Southampton strengthened again in the summer transfer window. Alex Oxlade-Chamberlain left for Arsenal for a fee of around £15million, as per BBC Sport, which provided the funds to sign Billy Sharp from Doncaster Rovers and Jack Cork from Chelsea on a four-year deal.
Nigel Adkins' men started the season just as well as they had finished the last, winning four in a row to propel themselves to the summit. Retaining Lambert and keeping a strong group together for the Championship campaign proved pivotal.
Remaining in the top two for the entire season, Saints sealed back-to-back promotions on the final day of the season with a 4-0 hammering of Coventry City at St Mary's.

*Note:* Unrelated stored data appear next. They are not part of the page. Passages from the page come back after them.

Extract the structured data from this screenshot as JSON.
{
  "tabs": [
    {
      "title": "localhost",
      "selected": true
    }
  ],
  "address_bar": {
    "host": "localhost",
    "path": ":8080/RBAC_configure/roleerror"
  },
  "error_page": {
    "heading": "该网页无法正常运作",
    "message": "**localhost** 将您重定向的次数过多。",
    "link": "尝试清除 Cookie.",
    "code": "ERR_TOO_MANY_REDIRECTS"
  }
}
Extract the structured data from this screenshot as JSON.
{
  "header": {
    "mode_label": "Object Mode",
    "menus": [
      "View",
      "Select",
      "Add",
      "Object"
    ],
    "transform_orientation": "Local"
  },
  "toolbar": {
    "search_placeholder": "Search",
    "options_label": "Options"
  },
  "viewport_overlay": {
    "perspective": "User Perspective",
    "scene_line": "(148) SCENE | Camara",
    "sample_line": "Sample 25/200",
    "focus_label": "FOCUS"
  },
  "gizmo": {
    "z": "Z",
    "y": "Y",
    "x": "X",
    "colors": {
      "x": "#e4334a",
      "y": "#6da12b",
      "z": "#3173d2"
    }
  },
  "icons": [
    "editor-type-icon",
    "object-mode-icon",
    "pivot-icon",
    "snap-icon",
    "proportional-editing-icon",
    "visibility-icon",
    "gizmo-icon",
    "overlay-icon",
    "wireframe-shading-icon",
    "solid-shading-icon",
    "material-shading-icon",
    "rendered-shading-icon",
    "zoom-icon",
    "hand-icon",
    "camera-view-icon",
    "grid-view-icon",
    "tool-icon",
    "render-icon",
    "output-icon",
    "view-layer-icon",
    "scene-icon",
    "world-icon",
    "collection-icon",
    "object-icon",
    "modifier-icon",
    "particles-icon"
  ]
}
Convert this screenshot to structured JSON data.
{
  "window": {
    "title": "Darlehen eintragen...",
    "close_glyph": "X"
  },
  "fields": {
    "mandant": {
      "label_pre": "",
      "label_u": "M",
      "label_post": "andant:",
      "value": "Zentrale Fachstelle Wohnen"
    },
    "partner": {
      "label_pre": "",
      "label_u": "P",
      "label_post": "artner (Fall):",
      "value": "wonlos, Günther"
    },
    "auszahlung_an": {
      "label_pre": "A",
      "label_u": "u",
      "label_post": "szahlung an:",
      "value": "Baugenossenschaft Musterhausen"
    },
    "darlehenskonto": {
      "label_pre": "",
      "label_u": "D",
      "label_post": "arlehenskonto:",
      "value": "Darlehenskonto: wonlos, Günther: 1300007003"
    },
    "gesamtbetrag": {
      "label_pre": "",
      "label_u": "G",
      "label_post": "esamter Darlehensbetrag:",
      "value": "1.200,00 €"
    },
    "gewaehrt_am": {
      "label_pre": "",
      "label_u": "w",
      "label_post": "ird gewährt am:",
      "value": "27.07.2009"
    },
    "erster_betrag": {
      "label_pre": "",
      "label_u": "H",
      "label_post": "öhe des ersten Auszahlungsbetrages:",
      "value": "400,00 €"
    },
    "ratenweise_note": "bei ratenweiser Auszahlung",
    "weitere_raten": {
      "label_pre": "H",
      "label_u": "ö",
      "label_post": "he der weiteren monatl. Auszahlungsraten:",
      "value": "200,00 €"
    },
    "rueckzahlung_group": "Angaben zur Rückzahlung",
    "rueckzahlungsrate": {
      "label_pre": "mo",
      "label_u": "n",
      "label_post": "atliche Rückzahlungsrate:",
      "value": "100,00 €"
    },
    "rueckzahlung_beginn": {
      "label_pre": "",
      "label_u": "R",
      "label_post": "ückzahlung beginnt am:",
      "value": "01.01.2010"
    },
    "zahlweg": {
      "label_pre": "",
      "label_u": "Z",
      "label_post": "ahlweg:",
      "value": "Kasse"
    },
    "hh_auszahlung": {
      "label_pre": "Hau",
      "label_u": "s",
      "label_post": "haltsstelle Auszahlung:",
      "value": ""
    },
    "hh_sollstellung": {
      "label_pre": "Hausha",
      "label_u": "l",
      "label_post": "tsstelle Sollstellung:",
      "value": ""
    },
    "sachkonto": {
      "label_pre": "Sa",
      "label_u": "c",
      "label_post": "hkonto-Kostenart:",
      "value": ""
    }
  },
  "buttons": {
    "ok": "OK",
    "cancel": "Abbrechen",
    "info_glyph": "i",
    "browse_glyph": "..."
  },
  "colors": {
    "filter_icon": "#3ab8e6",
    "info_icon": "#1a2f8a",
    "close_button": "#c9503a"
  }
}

A three-year journey that started when the late Markus Liebherr saved the club from the brink in 2009 had taken the club back to the Premier League, where they would remain for the next eleven seasons, earning European football in 2016/17.
The Saints built smartly in the summer, adding Maya Yoshida, Jay Rodriguez, Steven Davis, Nathaniel Clyne, and Gaston Ramirez to the squad. The rest, as they say, is history.
Whilst Southampton's latest promotion to the Premier League hasn't lasted as long as the last, going up alongside Ipswich, who had gone on the same journey as Southampton did between 2010 and 2012, brought back some nice memories and a reason to tell a story worth telling about Adkins' team.